Spock’s response is “No, but it is the human thing to do.”
This is a key addendum to the message delivered in Star Trek II. As a Vulcan, Spock adheres to logic above all else. I’m rather fond of logic myself, but the lesson here is that employing logic only, pure logic without regard for other considerations,means we risk losing what makes us human. It should be telling that when Leonard Nimoy repeats the line “the needs of the many outweigh the needs of the few” in Transformers 3, he does so as the villain of the film, attempting to enslave humanity for the sake of restoring the Transformers’ home world. If you want to see a great satire of the flaws inherent in serving “the greater good” no matter what the cost, look no further than the British cop comedy Hot Fuzz, which depicts a town of senior citizens crazily murdering each other in order to preserve the exterior façade of their village as a perfect community.

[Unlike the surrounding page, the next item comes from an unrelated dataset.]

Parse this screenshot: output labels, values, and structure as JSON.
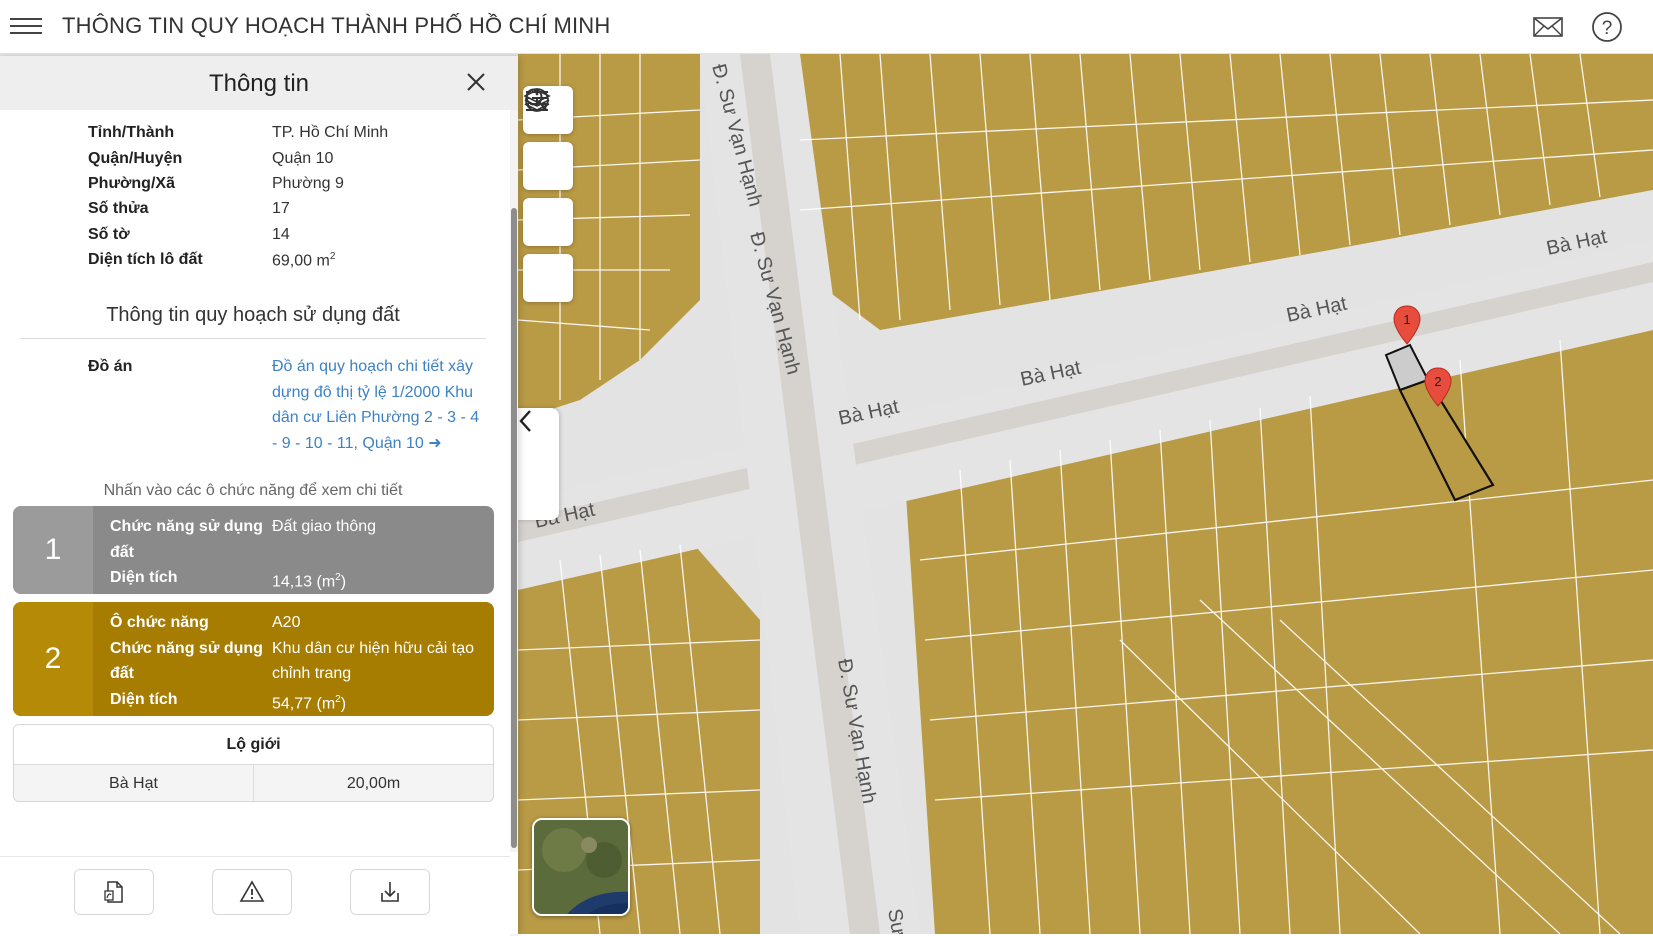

Back to Warrior of Light, during the scene where the malichons tell Quentiin he must choose a slave for them to kill, a philosophy of “the needs of the many” would certainly hold that Quentiin should select one of the two slaves to be killed. Better one innocent die than two. But Quentiin does not choose, and he tells the malichons that he won’t play their game. He says he will not be an accomplice, even an unwitting one, to their actions. The malichons, not Quentiin, hold the accountability for choosing who they will or will not kill.
As much as the humans on Star Trek learn from Spock and his lessons in logic, Spock also learns from the humans and their lessons in humanity. We are not always logical, we are not always consistent, but in the words of police sergeant Nicholas Angel in the aforementioned Hot Fuzz, we do “know right and wrong, and have the good grace to know which is which.”
We should all aspire to serve the needs of the many. It’s called making the world a better place, and I have no disagreement with that. But in our imperfect quest to help improve the world around us, we must also never forget what it means to choose the human thing to do.